The next LNG investment cycle may be primed for a liftoff.
Royal Dutch Shell Plc and its partners are set to announce a final investment decision on their C$40 billion ($31 billion) liquefied natural gas terminal in western Canada as early as next week, Bloomberg reported Wednesday. This would be the first FID for a greenfield, onshore export project since Russia’s Yamal LNG in December 2013, according to Fauziah Marzuki, an analyst at Bloomberg NEF.
“We think 2019 could be the biggest year of LNG FIDs ever,” Nicholas Browne, an analyst with Wood Mackenzie Ltd., said by email.
The decision may be the start of a wave of investments for major gas export projects after a supply glut and a price collapse forced the nearly five-year hiatus. Booming demand growth means that 11 projects, including LNG Canada, are likely to receive FID by the end of 2019, according to BNEF.
“The sanctioning of LNG Canada would mark a potential turning point in the LNG market, signaling the industry’s appetite to invest has returned,” Saul Kavonic, Credit Suisse Group AG’s director of Asia energy research, said by email. “Even new large scale greenfield projects are back on the agenda, after a dearth of project FIDs over the last few years.”
LNG Canada’s decision was put off twice in 2016, but the outlook for LNG has brightened.
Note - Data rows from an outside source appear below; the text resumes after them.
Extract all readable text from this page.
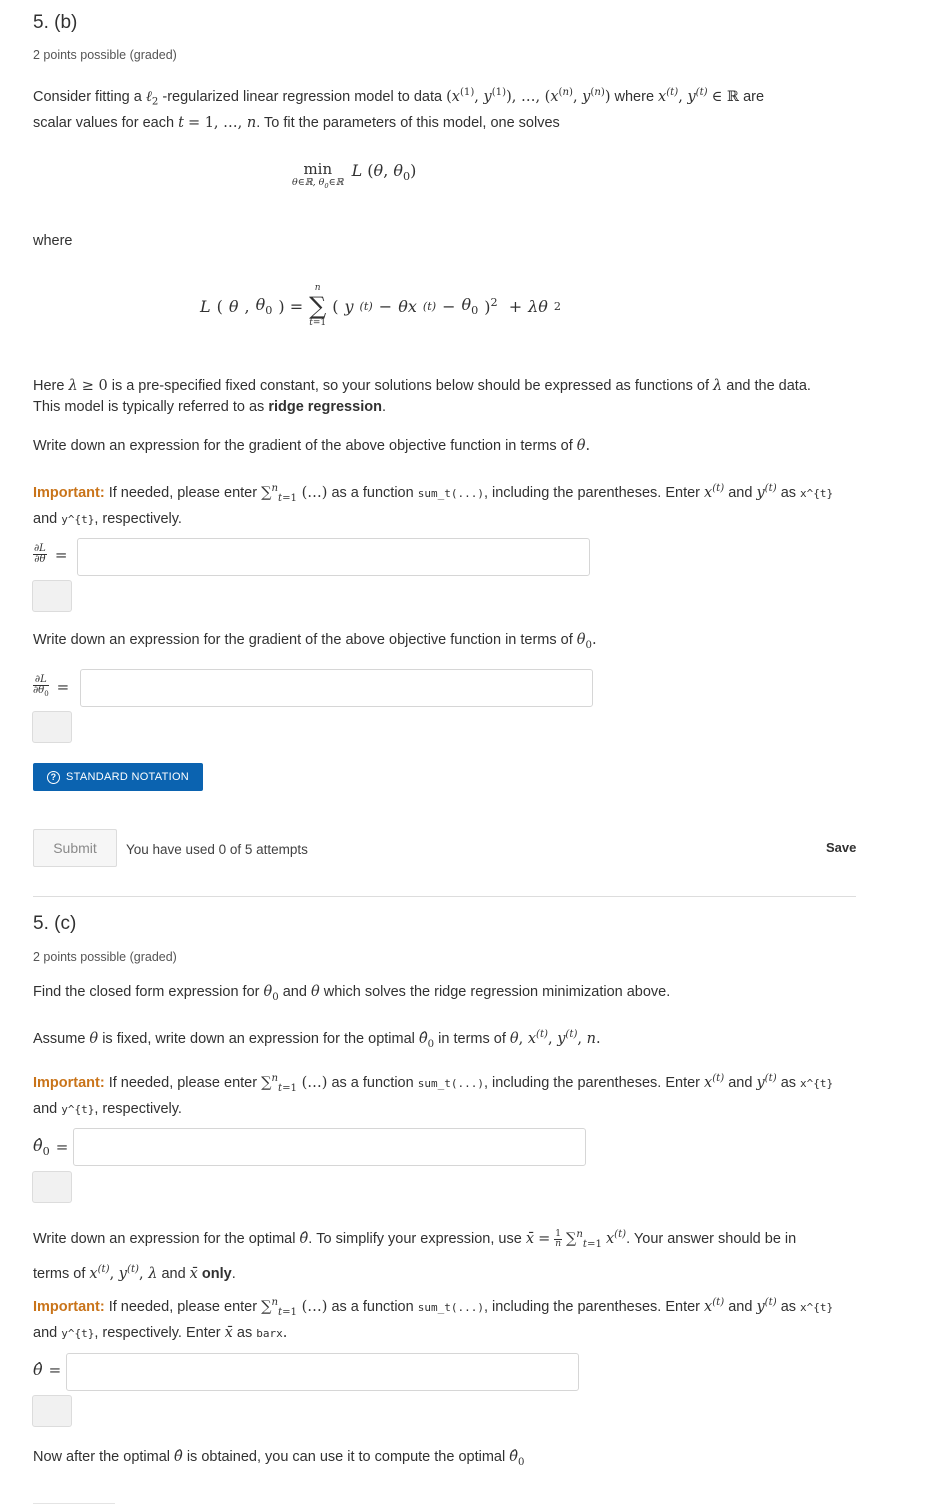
5. (b)
2 points possible (graded)
Consider fitting a ℓ$_2$ -regularized linear regression model to data ($x^{(1)}$, $y^{(1)}$), …, ($x^{(n)}$, $y^{(n)}$) where $x^{(t)}$, $y^{(t)}$ ∈ ℝ are
scalar values for each t = 1, …, n. To fit the parameters of this model, one solves
min
θ∈ℝ, $\theta_0\in ℝ$
L (θ, $\theta_0$)
where
L ( θ , $\theta_0$ ) =
n
∑
t=1
( y (t) − θx $(t) - \theta_0$ )$^2$ + λθ 2
Here λ ≥ 0 is a pre-specified fixed constant, so your solutions below should be expressed as functions of λ and the data.
This model is typically referred to as ridge regression.
Write down an expression for the gradient of the above objective function in terms of θ.
Important: If needed, please enter ∑$^n_{t=1}$ (…) as a function sum_t(...), including the parentheses. Enter $x^{(t)}$ and $y^{(t)}$ as x^{t}
and y^{t}, respectively.
$\frac{\partial L}{\partial\theta}$ =
Write down an expression for the gradient of the above objective function in terms of $\theta_0$.
$\frac{\partial L}{\partial\theta_0}$ =
? STANDARD NOTATION
Submit	You have used 0 of 5 attempts	Save
5. (c)
2 points possible (graded)
Find the closed form expression for $\theta_0$ and θ which solves the ridge regression minimization above.
Assume θ is fixed, write down an expression for the optimal $\thetâ_0$ in terms of θ, $x^{(t)}$, $y^{(t)}$, n.
Important: If needed, please enter ∑$^n_{t=1}$ (…) as a function sum_t(...), including the parentheses. Enter $x^{(t)}$ and $y^{(t)}$ as x^{t}
and y^{t}, respectively.
$\thetâ_0$ =
Write down an expression for the optimal θ̂. To simplify your expression, use x̄ = $\frac{1}{n} \sum^n_{t=1}$ $x^{(t)}$. Your answer should be in
terms of $x^{(t)}$, $y^{(t)}$, λ and x̄ only.
Important: If needed, please enter ∑$^n_{t=1}$ (…) as a function sum_t(...), including the parentheses. Enter $x^{(t)}$ and $y^{(t)}$ as x^{t}
and y^{t}, respectively. Enter x̄ as barx.
θ̂ =
Now after the optimal θ̂ is obtained, you can use it to compute the optimal $\thetâ_0$
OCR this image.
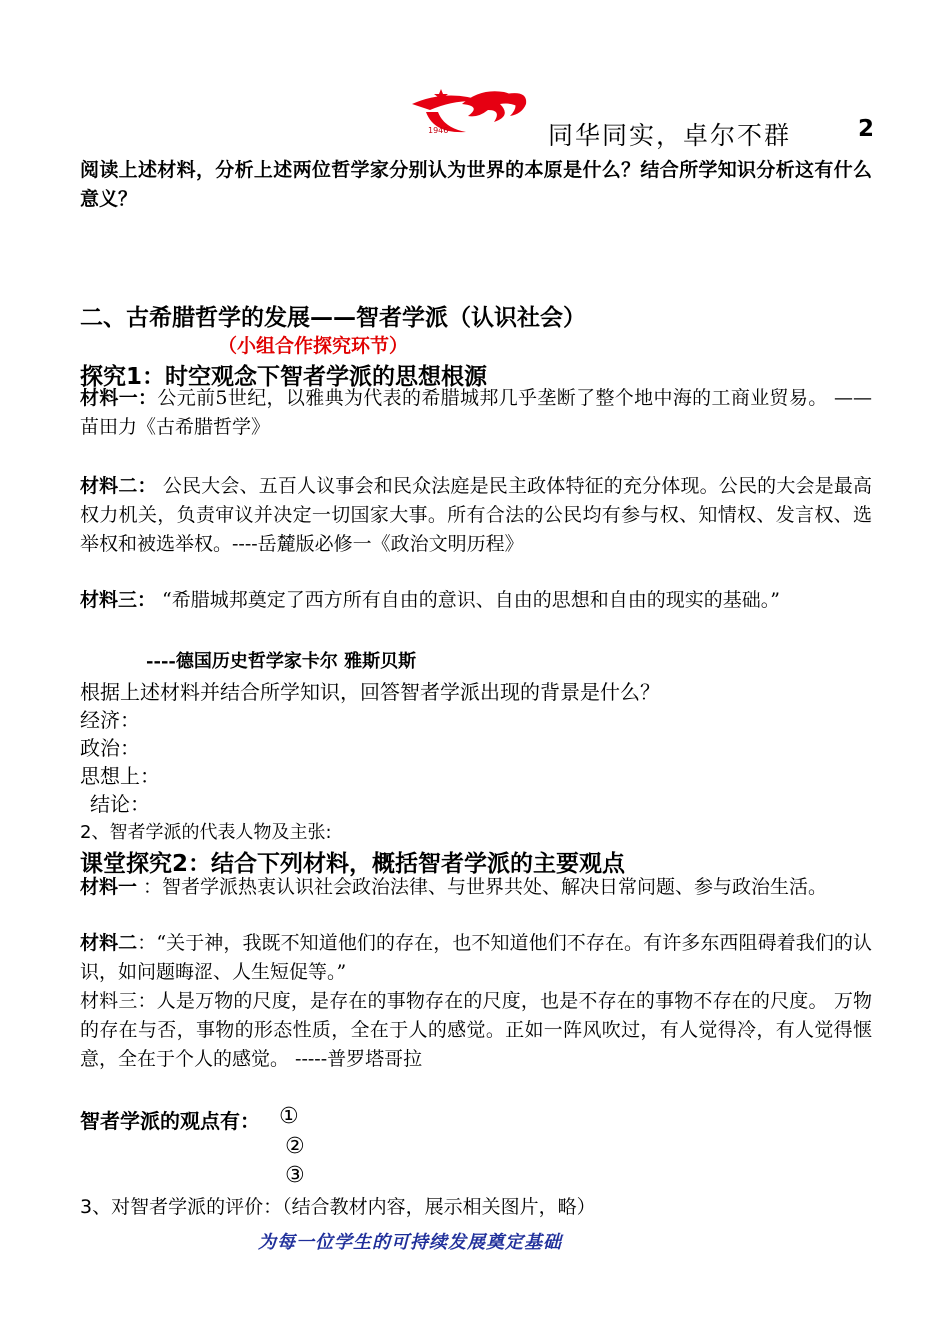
1946	同华同实，卓尔不群	2
阅读上述材料，分析上述两位哲学家分别认为世界的本原是什么？结合所学知识分析这有什么意义？
二、古希腊哲学的发展——智者学派（认识社会）
（小组合作探究环节）
探究1：时空观念下智者学派的思想根源
材料一：公元前5世纪，以雅典为代表的希腊城邦几乎垄断了整个地中海的工商业贸易。 ——苗田力《古希腊哲学》
材料二： 公民大会、五百人议事会和民众法庭是民主政体特征的充分体现。公民的大会是最高权力机关，负责审议并决定一切国家大事。所有合法的公民均有参与权、知情权、发言权、选举权和被选举权。----岳麓版必修一《政治文明历程》
材料三： “希腊城邦奠定了西方所有自由的意识、自由的思想和自由的现实的基础。”
----德国历史哲学家卡尔 雅斯贝斯
根据上述材料并结合所学知识，回答智者学派出现的背景是什么？
经济：
政治：
思想上：
结论：
2、智者学派的代表人物及主张:
课堂探究2：结合下列材料，概括智者学派的主要观点
材料一 ：智者学派热衷认识社会政治法律、与世界共处、解决日常问题、参与政治生活。
材料二：“关于神，我既不知道他们的存在，也不知道他们不存在。有许多东西阻碍着我们的认识，如问题晦涩、人生短促等。”
材料三：人是万物的尺度，是存在的事物存在的尺度，也是不存在的事物不存在的尺度。 万物的存在与否，事物的形态性质，全在于人的感觉。正如一阵风吹过，有人觉得冷，有人觉得惬意，全在于个人的感觉。 -----普罗塔哥拉
智者学派的观点有： ①
②
③
3、对智者学派的评价：（结合教材内容，展示相关图片，略）
为每一位学生的可持续发展奠定基础
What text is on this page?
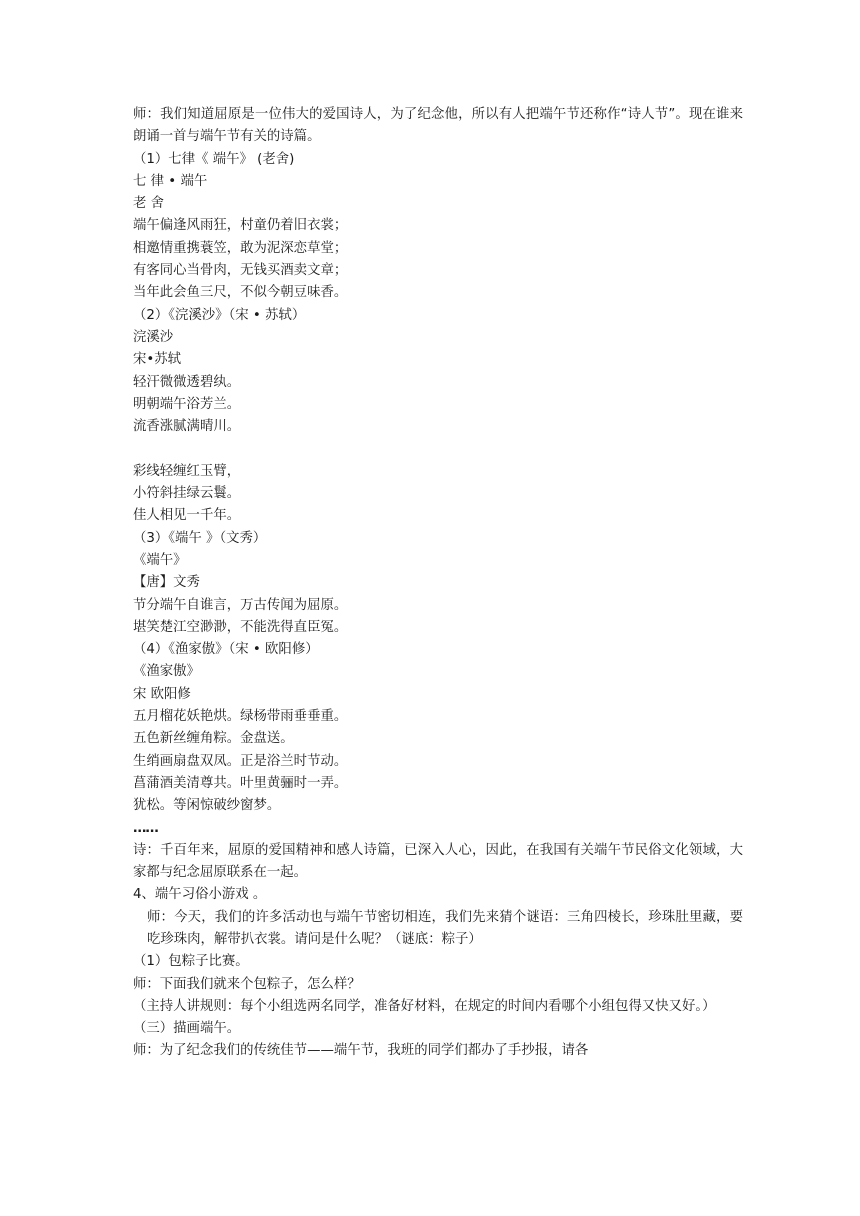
师：我们知道屈原是一位伟大的爱国诗人，为了纪念他，所以有人把端午节还称作“诗人节”。现在谁来朗诵一首与端午节有关的诗篇。
（1）七律《 端午》 (老舍)
七 律 • 端午
老 舍
端午偏逢风雨狂，村童仍着旧衣裳；
相邀情重携蓑笠，敢为泥深恋草堂；
有客同心当骨肉，无钱买酒卖文章；
当年此会鱼三尺，不似今朝豆味香。
（2）《浣溪沙》（宋 • 苏轼）
浣溪沙
宋•苏轼
轻汗微微透碧纨。
明朝端午浴芳兰。
流香涨腻满晴川。
彩线轻缠红玉臂，
小符斜挂绿云鬟。
佳人相见一千年。
（3）《端午 》（文秀）
《端午》
【唐】文秀
节分端午自谁言，万古传闻为屈原。
堪笑楚江空渺渺，不能洗得直臣冤。
（4）《渔家傲》（宋 • 欧阳修）
《渔家傲》
宋 欧阳修
五月榴花妖艳烘。绿杨带雨垂垂重。
五色新丝缠角粽。金盘送。
生绡画扇盘双凤。正是浴兰时节动。
菖蒲酒美清尊共。叶里黄骊时一弄。
犹松。等闲惊破纱窗梦。
……
诗：千百年来，屈原的爱国精神和感人诗篇，已深入人心，因此，在我国有关端午节民俗文化领域，大家都与纪念屈原联系在一起。
4、端午习俗小游戏 。
师：今天，我们的许多活动也与端午节密切相连，我们先来猜个谜语：三角四棱长，珍珠肚里藏，要吃珍珠肉，解带扒衣裳。请问是什么呢？（谜底：粽子）
（1）包粽子比赛。
师：下面我们就来个包粽子，怎么样？
（主持人讲规则：每个小组选两名同学，准备好材料，在规定的时间内看哪个小组包得又快又好。）
（三）描画端午。
师：为了纪念我们的传统佳节——端午节，我班的同学们都办了手抄报，请各
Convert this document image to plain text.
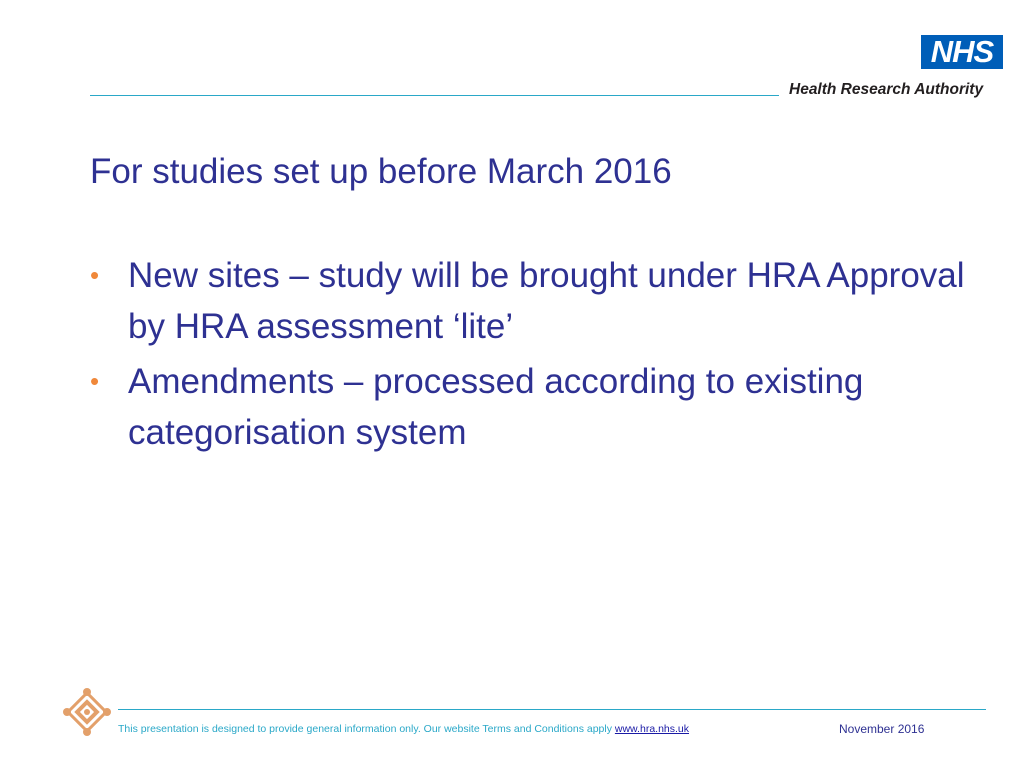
NHS
Health Research Authority
For studies set up before March 2016
• New sites – study will be brought under HRA Approval by HRA assessment ‘lite’
• Amendments – processed according to existing categorisation system
This presentation is designed to provide general information only. Our website Terms and Conditions apply www.hra.nhs.uk	November 2016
Demand is expected to grow rapidly due to an uptick in consumption from Asian nations, led by China. The market, which had been oversupplied for the last few years, is seen flipping to a deficit as soon as 2022 absent new projects, according to Sanford C. Bernstein & Co.
The LNG Canada investors — Shell, Mitsubishi Corp., Malaysia’s Petroliam Nasional Bhd., PetroChina Co. and Korea Gas Corp. — are set to make a final decision soon, and preparations are underway for an Oct. 5 announcement and event in Kitimat, British Columbia, the site of the proposed project, said people with direct knowledge of the activities, who asked not to be identified. The situation is fluid and timing could change, the people said.
With the capacity to eventually export as much as 26 millions tons per year, primarily to Asia, it would also be one of the world’s largest LNG terminals.
The progress in Canada contrasts with potential speed bumps in the U.S., as a burgeoning trade war with China is seen potentially choking off investments from the Asian nation, the world’s fastest-growing gas consumer. Beijing earlier this month slapped a 10 percent tariff on American LNG imports, which is seen shifting Chinese investments to projects in other countries including Canada, Australia, Qatar and Russia.
While the project hasn’t signed any major offtake agreements yet — which is uncommon for a plant nearing FID — isn’t seen impeding investment.
“As LNG heavy-weights like Shell and Petronas are spearheading the project, funding is unlikely to be a major concern,” said BNEF’s Marzuki. The project investors “are well established LNG players. It is likely they will be the primary offtakers for the volume.”
Each of the five partners already produce gas in Canada and will take LNG cargoes in proportion with their ownership stake in the projects, which they can earmark for short-term, long-term or spot contracts as they see fit, Andy Calitz, chief executive officer of LNG Canada, said in an interview earlier this month.
“It’s arranged in the global crop of energy projects in quite a unique way,” Calitz said. “You won’t find another like it. That’s what makes this the Dream Team of joint ventures.”